Head et al 2015 (PubMed/Medline)
Head et al 2015 (PubMed/Medline)
Reference: Head et al. (2015).
Research question: extent of p-hacking and its impact on meta-analyses.
Data collection: PubMed papers that are open access, up to 2014. Authors used regular expressions to extract p-values from text of Abstract and Results, but not tables. Downloaded data has about 220,000 studies and about 2mln rows.
Data availability: dataset available at https://datadryad.org/dataset/doi:10.5061/dryad.79d43 under CC0 1.0 Universal licence.
Data processing: we followed the same minimal clean-up steps (e.g. removing values found in large supplementary sections) as the original paper and also attached PubMed IDs to the dataset using DOI look-up.

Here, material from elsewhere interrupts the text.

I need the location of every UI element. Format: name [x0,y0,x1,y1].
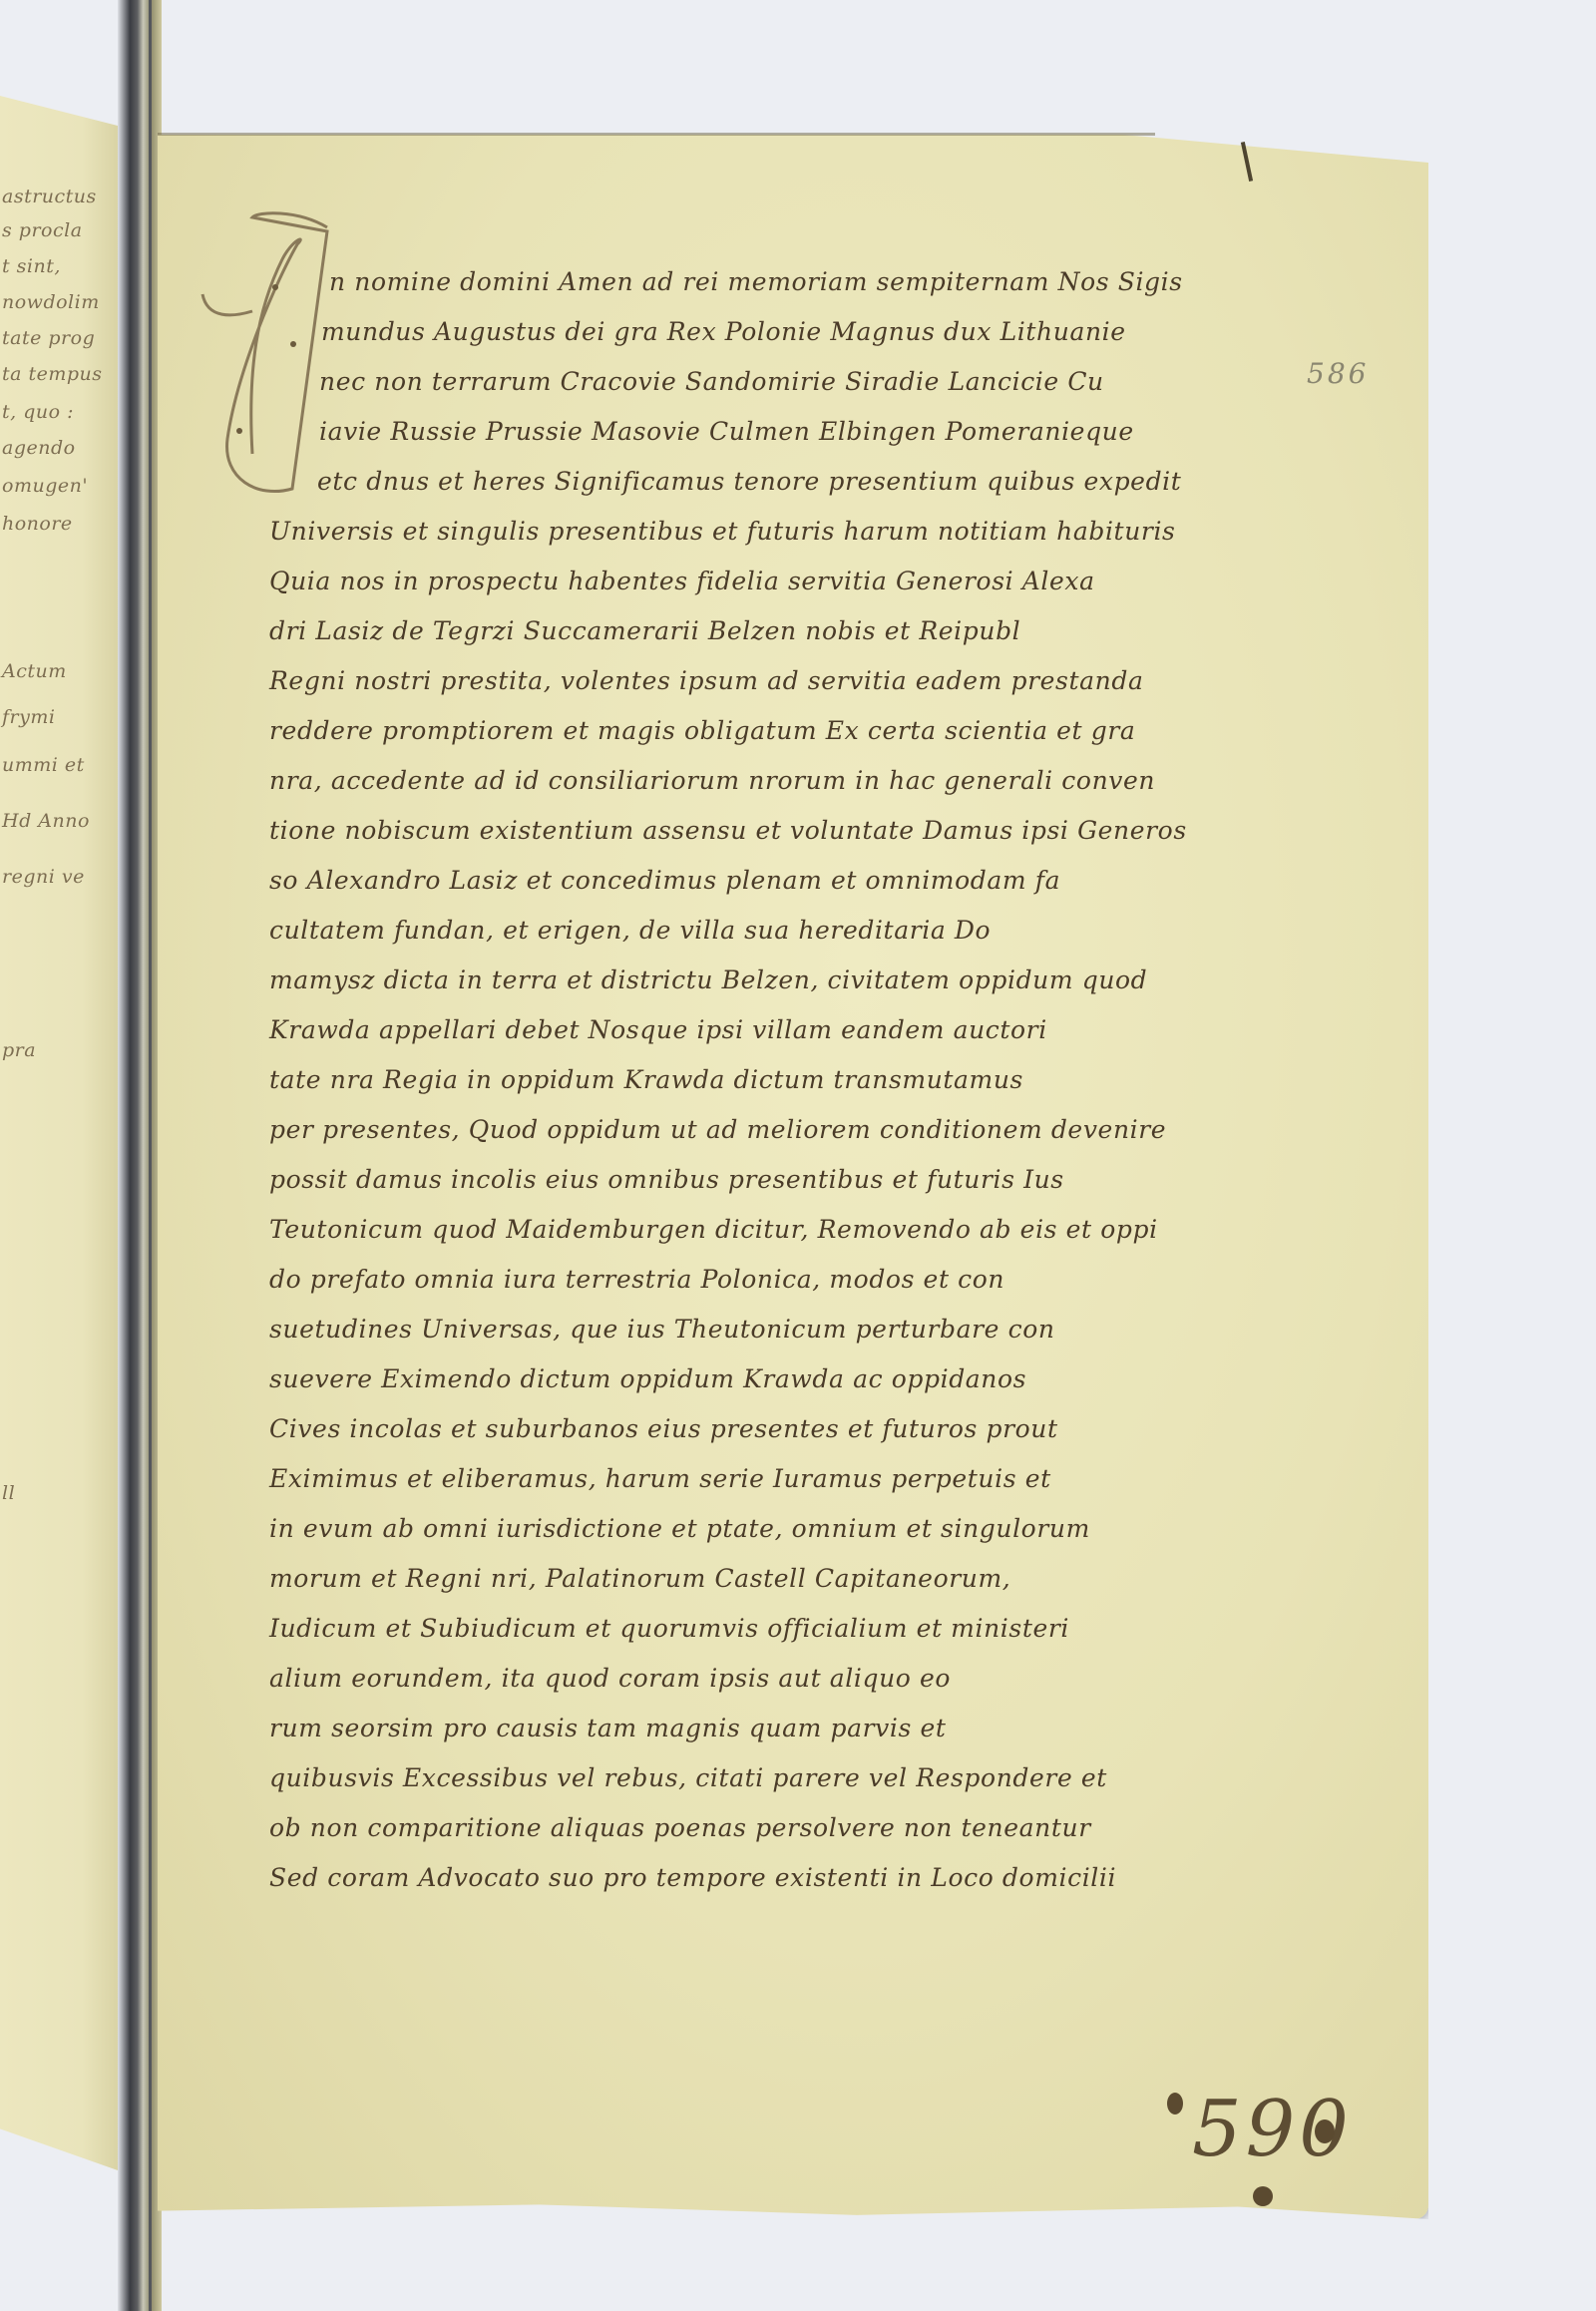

When constructing the BEAR dataset, we derived unsigned z-values from p-values. We treated p-values recorded as exactly 0 as truncated and set the z-operator to >. We recoded all inequalities to sharp inequalities. For the distributed version of BEAR 50,000 studies are selected at random, with one row per study, in order to keep the file size manageable.
Additional variables used: we use the “Abstract vs Results” variable for grouping
Model of z-values
The fitted mixture model is shown over the empirical distribution of absolute z-values. The solid line is a mixture of half-normals, with selection. The dashed line shows the distribution without selection. If there are inequalities (e.g. studies reporting p < 0.05) the histogram resamples values from the appropriate set.